Refugees are being registered and provided with shelter by national authorities in the receiving countries, and UNHCR, the UN Refugee Agency, and its partners are on the ground at the main border areas across the region to support their efforts.
“[W]e have to record everyone’s identity,” says the commander of the Polish border guards at Zosin, indicating the long line of cars still waiting to enter. Those arriving without vehicles are able to avoid the queue of traffic and enter more quickly, he adds.
“Many just come on foot. Then they only have to wait four hours,” the officer says. “Sometimes buses come and drop people off a few kilometres before [the border]. Others drive to the border, abandon their car and come across.”

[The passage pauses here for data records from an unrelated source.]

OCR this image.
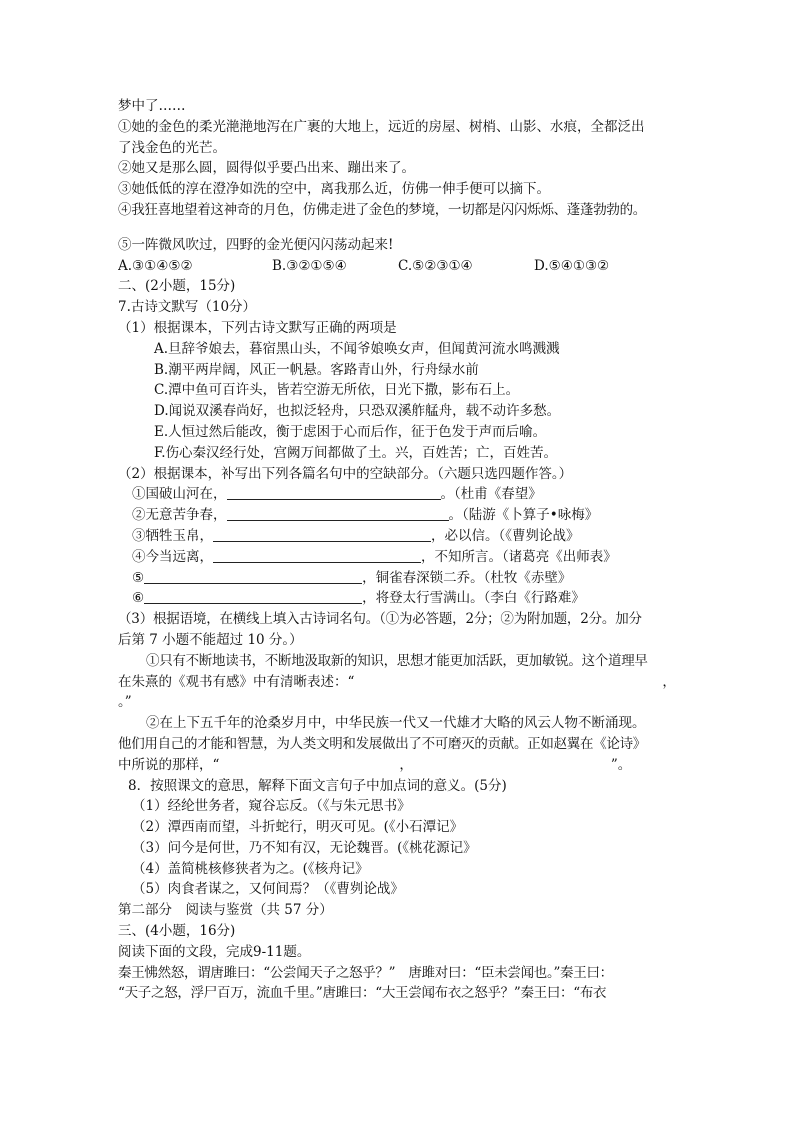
梦中了……
①她的金色的柔光滟滟地泻在广裹的大地上，远近的房屋、树梢、山影、水痕，全都泛出
了浅金色的光芒。
②她又是那么圆，圆得似乎要凸出来、蹦出来了。
③她低低的淳在澄净如洗的空中，离我那么近，仿佛一伸手便可以摘下。
④我狂喜地望着这神奇的月色，仿佛走进了金色的梦境，一切都是闪闪烁烁、蓬蓬勃勃的。
⑤一阵微风吹过，四野的金光便闪闪荡动起来!
A.③①④⑤②	B.③②①⑤④	C.⑤②③①④	D.⑤④①③②
二、(2小题，15分)
7.古诗文默写（10分）
（1）根据课本，下列古诗文默写正确的两项是
A.旦辞爷娘去，暮宿黑山头，不闻爷娘唤女声，但闻黄河流水鸣溅溅
B.潮平两岸阔，风正一帆悬。客路青山外，行舟绿水前
C.潭中鱼可百许头，皆若空游无所依，日光下撒，影布石上。
D.闻说双溪春尚好，也拟泛轻舟，只恐双溪舴艋舟，载不动许多愁。
E.人恒过然后能改，衡于虑困于心而后作，征于色发于声而后喻。
F.伤心秦汉经行处，宫阙万间都做了土。兴，百姓苦；亡，百姓苦。
（2）根据课本，补写出下列各篇名句中的空缺部分。（六题只选四题作答。）
①国破山河在，	。（杜甫《春望》
②无意苦争春，	。（陆游《卜算子•咏梅》
③牺牲玉帛，	，必以信。（《曹刿论战》
④今当远离，	，不知所言。（诸葛亮《出师表》
⑤	，铜雀春深锁二乔。（杜牧《赤壁》
⑥	，将登太行雪满山。（李白《行路难》
（3）根据语境，在横线上填入古诗词名句。（①为必答题，2分；②为附加题，2分。加分
后第 7 小题不能超过 10 分。）
①只有不断地读书，不断地汲取新的知识，思想才能更加活跃，更加敏锐。这个道理早
在朱熹的《观书有感》中有清晰表述：“	，
。”
②在上下五千年的沧桑岁月中，中华民族一代又一代雄才大略的风云人物不断涌现。
他们用自己的才能和智慧，为人类文明和发展做出了不可磨灭的贡献。正如赵翼在《论诗》
中所说的那样，“	，	”。
8．按照课文的意思，解释下面文言句子中加点词的意义。(5分)
（1）经纶世务者，窥谷忘反。（《与朱元思书》
（2）潭西南而望，斗折蛇行，明灭可见。(《小石潭记》
（3）问今是何世，乃不知有汉，无论魏晋。(《桃花源记》
（4）盖简桃核修狭者为之。(《核舟记》
（5）肉食者谋之，又何间焉？（《曹刿论战》
第二部分　阅读与鉴赏（共 57 分）
三、(4小题，16分)
阅读下面的文段，完成9-11题。
秦王怫然怒，谓唐雎曰：“公尝闻天子之怒乎？”　唐雎对曰：“臣未尝闻也。”秦王曰：
“天子之怒，浮尸百万，流血千里。”唐雎曰：“大王尝闻布衣之怒乎？”秦王曰：“布衣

Behind him stands a large orange tent where people who have recently arrived are gathered, grateful for the offer of hot tea and pastries, fruit and sandwiches. Inside, a mother changes her baby, while nearby some children are crying as others run around playing, too young to understand what is going on.
“We are safe now…”
Back at the border, a father hugs his wife and children goodbye before turning back into Ukraine. Most of the refugees who have entered Poland are women and children.

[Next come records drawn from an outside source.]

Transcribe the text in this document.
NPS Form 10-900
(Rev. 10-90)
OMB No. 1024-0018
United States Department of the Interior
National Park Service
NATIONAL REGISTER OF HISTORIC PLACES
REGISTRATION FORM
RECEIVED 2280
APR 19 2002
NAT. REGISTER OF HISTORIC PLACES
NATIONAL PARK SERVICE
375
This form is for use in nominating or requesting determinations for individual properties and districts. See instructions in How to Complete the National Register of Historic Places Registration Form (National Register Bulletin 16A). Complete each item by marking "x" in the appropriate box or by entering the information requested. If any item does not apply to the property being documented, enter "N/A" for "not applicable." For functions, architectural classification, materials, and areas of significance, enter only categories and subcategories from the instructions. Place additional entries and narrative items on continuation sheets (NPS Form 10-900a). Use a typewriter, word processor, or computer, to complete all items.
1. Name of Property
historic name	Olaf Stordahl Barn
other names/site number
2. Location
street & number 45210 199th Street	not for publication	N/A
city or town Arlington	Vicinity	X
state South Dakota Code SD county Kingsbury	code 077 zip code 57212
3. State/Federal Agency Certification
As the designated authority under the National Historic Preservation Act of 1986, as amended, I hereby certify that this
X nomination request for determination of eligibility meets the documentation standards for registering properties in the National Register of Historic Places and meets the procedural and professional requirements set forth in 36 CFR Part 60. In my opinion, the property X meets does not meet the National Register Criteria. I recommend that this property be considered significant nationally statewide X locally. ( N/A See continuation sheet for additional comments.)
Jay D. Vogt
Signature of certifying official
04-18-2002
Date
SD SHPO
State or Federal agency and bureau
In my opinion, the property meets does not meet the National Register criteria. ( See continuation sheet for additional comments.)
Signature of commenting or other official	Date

After some food and a hot drink, Olga says she has no idea what lies in store for her and her children.
“Tonight we have accommodation just over the border, and then we’ll find something,” she says. “We are safe now, after all.”
Her biggest concern now is the safety of her husband back in Ukraine. “He stayed in Kyiv, donates blood all the time and takes care of the old people who couldn’t escape.” Asked what she hopes will happen now, Olga hugs her daughter and says: “That the bombs stop. That the killing stops. And that we can go home again.”